Más allá del color y el pan dulce, el Día de Muertos tiene una carga emocional tremenda. Es un ritual de memoria, un acto de resistencia. En un país donde tantos desaparecen, donde la muerte no siempre llega con flores sino con balas, recordar es un deber. Cada foto sobre un altar es un grito que dice: “No te hemos olvidado”. Encender una vela es una manera de nombrar lo que duele. En cada altar hay una historia: el abuelo que enseñó a reír, la madre que hacía el mejor mole del barrio, el amigo que se fue demasiado pronto. No importa si están bajo tierra o perdidos en el viento: el Día de Muertos los hace volver. Por eso las familias van al panteón con música, comida y mezcal: para que los muertos sepan que todavía hay fiesta en su nombre. Y ahí, entre flores y cigarros, uno entiende que el recuerdo es lo único que vence a la muerte. Mientras alguien pronuncie tu nombre, no te has ido del todo.

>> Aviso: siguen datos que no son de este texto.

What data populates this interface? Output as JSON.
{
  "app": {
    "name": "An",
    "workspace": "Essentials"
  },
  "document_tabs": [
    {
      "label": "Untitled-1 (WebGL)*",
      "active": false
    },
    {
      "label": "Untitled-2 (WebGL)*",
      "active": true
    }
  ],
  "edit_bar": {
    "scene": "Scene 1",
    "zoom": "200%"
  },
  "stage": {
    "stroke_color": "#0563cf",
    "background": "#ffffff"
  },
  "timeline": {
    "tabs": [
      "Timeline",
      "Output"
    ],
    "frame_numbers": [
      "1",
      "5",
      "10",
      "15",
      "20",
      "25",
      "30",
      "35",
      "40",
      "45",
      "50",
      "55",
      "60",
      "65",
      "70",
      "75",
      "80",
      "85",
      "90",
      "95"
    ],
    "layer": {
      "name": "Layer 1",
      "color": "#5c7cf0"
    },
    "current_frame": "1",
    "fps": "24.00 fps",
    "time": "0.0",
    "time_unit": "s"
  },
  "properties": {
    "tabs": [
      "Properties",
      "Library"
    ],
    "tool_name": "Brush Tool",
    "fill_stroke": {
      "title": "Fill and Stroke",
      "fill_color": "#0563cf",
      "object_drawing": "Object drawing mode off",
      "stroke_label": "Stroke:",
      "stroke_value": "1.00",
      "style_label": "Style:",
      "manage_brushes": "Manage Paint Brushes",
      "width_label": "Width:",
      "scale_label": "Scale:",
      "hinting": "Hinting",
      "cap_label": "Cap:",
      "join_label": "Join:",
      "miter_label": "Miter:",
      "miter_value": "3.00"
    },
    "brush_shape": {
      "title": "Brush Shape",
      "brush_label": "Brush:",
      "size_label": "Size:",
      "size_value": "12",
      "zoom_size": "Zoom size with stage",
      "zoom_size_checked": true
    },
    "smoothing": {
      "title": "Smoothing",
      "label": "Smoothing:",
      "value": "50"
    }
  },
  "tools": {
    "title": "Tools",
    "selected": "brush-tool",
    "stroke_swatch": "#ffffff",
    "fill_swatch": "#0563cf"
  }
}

Octavio Paz lo dijo y tenía razón: el mexicano “la mira de cerca, la acaricia, la duerme con canciones”. Somos hijos de la muerte, pero también sus compadres. Por eso no hay nada más mexicano que ese equilibrio entre el dolor y la risa, entre la lágrima y la carcajada. En ningún otro país la gente pinta calaveras de colores y baila sobre las tumbas sin culpa ni miedo. Aquí, el cementerio se vuelve verbena y el llanto, un mariachi. El Día de Muertos no es solo una costumbre bonita para turistas ni una película animada con guitarras mágicas. Es una filosofía: la de aceptar que el fin también es parte del principio. Que la vida y la muerte no se odian, se complementan. Que morirse, al final, no es tan grave si uno vivió con ganas.